The challenge we all have is to become real, as real as possible. Perhaps that is why I like the Velveteen Rabbit so much.

Friday, December 26, 2008

Who Do You Trust?

It was a long time ago now, back in the mid-1960's. I was a young Physics major on a half-tuition, fees, and books scholarship from the United States Navy in those post-Sputnik years when the government was subsidizing science education. In my Summers I worked as a student-trainee intern for the Navy at the Naval Air Development Center in Warminster, Pennsylvania. It's not there anymore, a victim like so many other facilities of refocusing of priorities.

On a particular day I was walking across one of the big hangers where we reconfigured aircraft for development testing with another student. The topic was how anyone could really understand the complex systems that we worked on.

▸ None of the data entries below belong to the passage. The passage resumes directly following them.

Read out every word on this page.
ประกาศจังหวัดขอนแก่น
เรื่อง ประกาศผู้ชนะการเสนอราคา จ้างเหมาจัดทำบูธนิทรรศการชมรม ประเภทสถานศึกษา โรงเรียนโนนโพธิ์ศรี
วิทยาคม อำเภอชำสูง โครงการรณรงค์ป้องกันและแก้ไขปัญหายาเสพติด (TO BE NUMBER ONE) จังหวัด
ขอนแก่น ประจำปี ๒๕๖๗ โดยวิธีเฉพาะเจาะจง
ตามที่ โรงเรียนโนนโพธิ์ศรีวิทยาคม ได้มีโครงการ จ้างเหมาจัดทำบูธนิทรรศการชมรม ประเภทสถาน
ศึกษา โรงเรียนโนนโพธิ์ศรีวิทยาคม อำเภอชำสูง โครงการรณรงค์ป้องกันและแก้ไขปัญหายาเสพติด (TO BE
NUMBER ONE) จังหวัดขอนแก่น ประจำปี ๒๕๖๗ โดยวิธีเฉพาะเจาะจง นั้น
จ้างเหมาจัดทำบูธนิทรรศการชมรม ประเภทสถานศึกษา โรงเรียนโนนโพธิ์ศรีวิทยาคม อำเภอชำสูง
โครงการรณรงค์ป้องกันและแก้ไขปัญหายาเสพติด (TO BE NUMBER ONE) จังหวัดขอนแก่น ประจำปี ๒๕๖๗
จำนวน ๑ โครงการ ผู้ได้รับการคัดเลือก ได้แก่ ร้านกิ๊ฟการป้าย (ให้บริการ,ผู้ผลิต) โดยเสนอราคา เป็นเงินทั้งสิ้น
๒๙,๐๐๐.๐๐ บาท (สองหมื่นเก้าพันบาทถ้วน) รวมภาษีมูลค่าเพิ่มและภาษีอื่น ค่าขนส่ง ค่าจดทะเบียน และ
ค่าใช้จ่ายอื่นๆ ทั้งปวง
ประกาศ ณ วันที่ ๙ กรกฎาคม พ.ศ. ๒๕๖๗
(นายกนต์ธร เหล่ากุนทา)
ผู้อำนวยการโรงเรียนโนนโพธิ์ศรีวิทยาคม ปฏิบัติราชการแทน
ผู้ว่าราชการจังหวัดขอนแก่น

The point was that total system understanding didn't necessarily grow out of local subsystem understanding, what is called today emergent behavior. How did anyone know that the whole complicated thing was going to work? Of course the answer is really that no-one really knows. There is a whole lot of hubris wrapped up in the design of complex systems.

Mike Hess was my companion and he said something I've always remembered: "My dad says it's all a game of who do you trust?" said Mike. His dad was an engineer. The point was that the integrity of any system depended on the integrity of the pieces and these in turn depended on the integrity and expertise of the people who designed them. It really is a very large game of "Who do you trust?"

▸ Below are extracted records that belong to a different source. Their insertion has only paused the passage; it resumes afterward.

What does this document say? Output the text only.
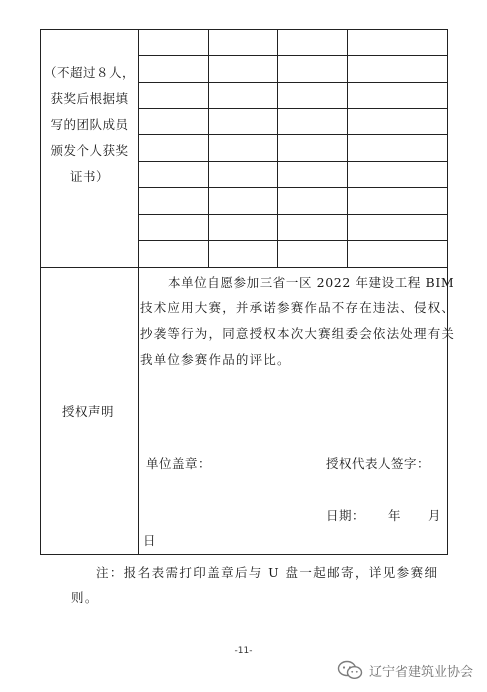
（不超过８人，
获奖后根据填
写的团队成员
颁发个人获奖
证书）
授权声明
本单位自愿参加三省一区 2022 年建设工程 BIM
技术应用大赛，并承诺参赛作品不存在违法、侵权、
抄袭等行为，同意授权本次大赛组委会依法处理有关
我单位参赛作品的评比。
单位盖章：	授权代表人签字：
日期： 年 月
日
注：报名表需打印盖章后与 U 盘一起邮寄，详见参赛细
则。
-11-
辽宁省建筑业协会
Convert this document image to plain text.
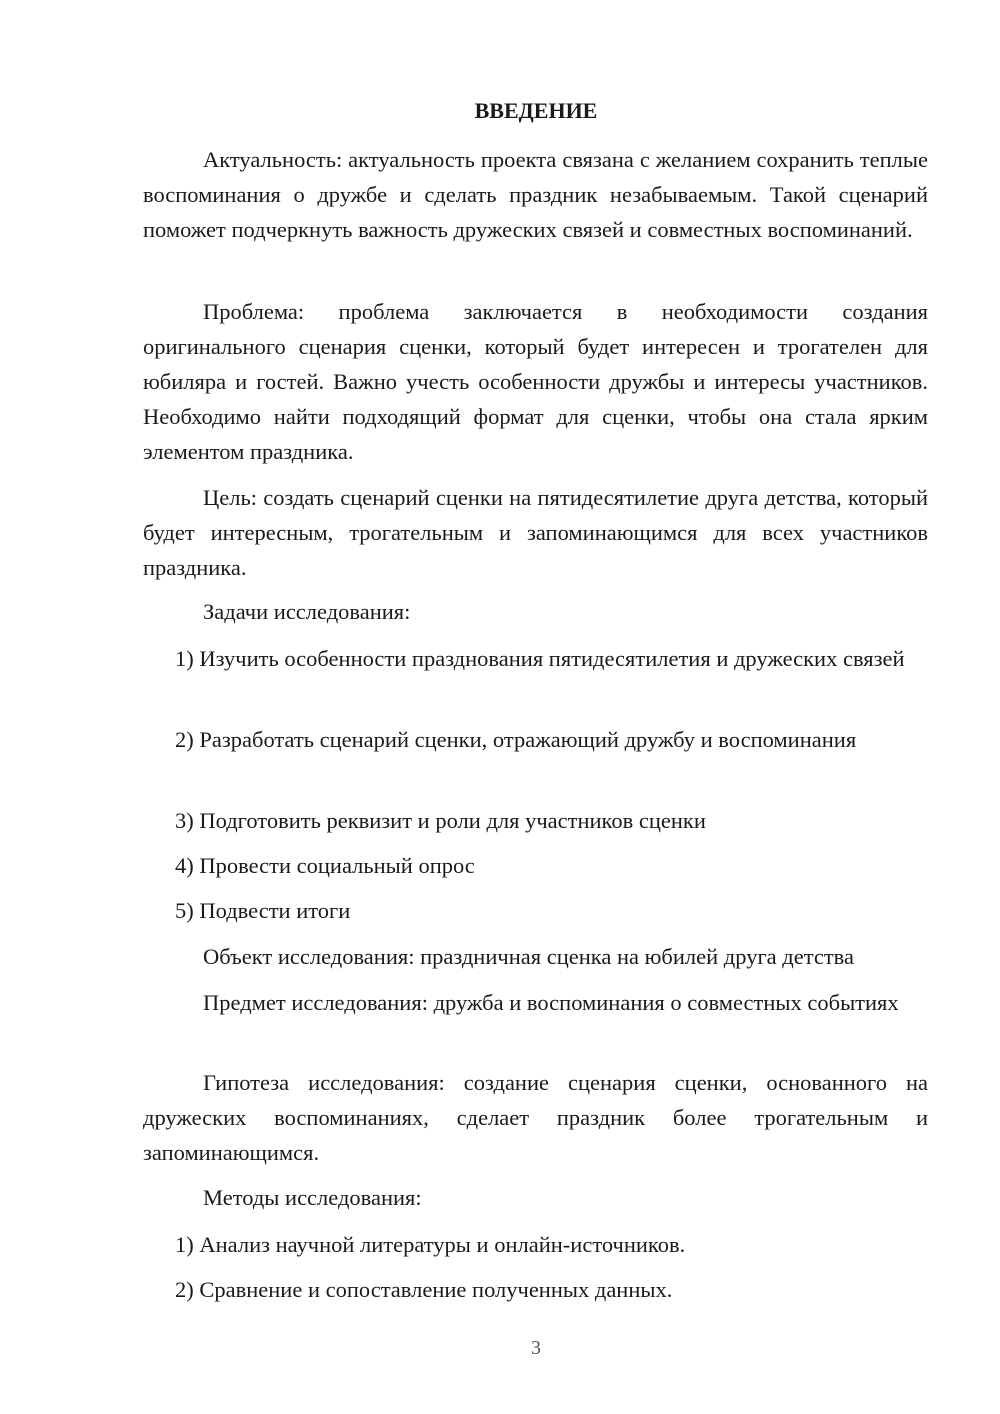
ВВЕДЕНИЕ

Актуальность: актуальность проекта связана с желанием сохранить теплые воспоминания о дружбе и сделать праздник незабываемым. Такой сценарий поможет подчеркнуть важность дружеских связей и совместных воспоминаний.

Проблема: проблема заключается в необходимости создания оригинального сценария сценки, который будет интересен и трогателен для юбиляра и гостей. Важно учесть особенности дружбы и интересы участников. Необходимо найти подходящий формат для сценки, чтобы она стала ярким элементом праздника.

Цель: создать сценарий сценки на пятидесятилетие друга детства, который будет интересным, трогательным и запоминающимся для всех участников праздника.

Задачи исследования:

1) Изучить особенности празднования пятидесятилетия и дружеских связей

2) Разработать сценарий сценки, отражающий дружбу и воспоминания

3) Подготовить реквизит и роли для участников сценки

4) Провести социальный опрос

5) Подвести итоги

Объект исследования: праздничная сценка на юбилей друга детства

Предмет исследования: дружба и воспоминания о совместных событиях

Гипотеза исследования: создание сценария сценки, основанного на дружеских воспоминаниях, сделает праздник более трогательным и запоминающимся.

Методы исследования:

1) Анализ научной литературы и онлайн-источников.

2) Сравнение и сопоставление полученных данных.

3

Later my dad, who had risen to the rank of Rear Admiral was talking to me about how to assume the command of a large organization you were unfamiliar with. He said that you had to find a trusted assistant who knew how the organization worked and then trust him (or her) to give you good advice. These and other experiences rattled around in my head and gelled into a philosophy that popped out when I was traveling with a friend of mine in Sperry's marketing department, Harvey Dennison. We were talking about what was important.

"Two things," I said, "are important. People and ideas." People are important because it is only because of people that anything at all is important. Ideas come from people and the good ideas, the true ideas, the meaningful ideas are those that guide our lives. Sometimes the ideas are too complicated or too involved for everyone to understand them, whether they are true or false, good or bad, meaningful or meaningless. Then it becomes a game of "Who do you trust?" The signposts of trust are knowledge and good will. Good will is useless without knowledge and knowledge is destructive without good will. I find myself still reflecting on "Who do you trust?" and that has been much of the motivation of my search for the clear minds I talked about a few days ago.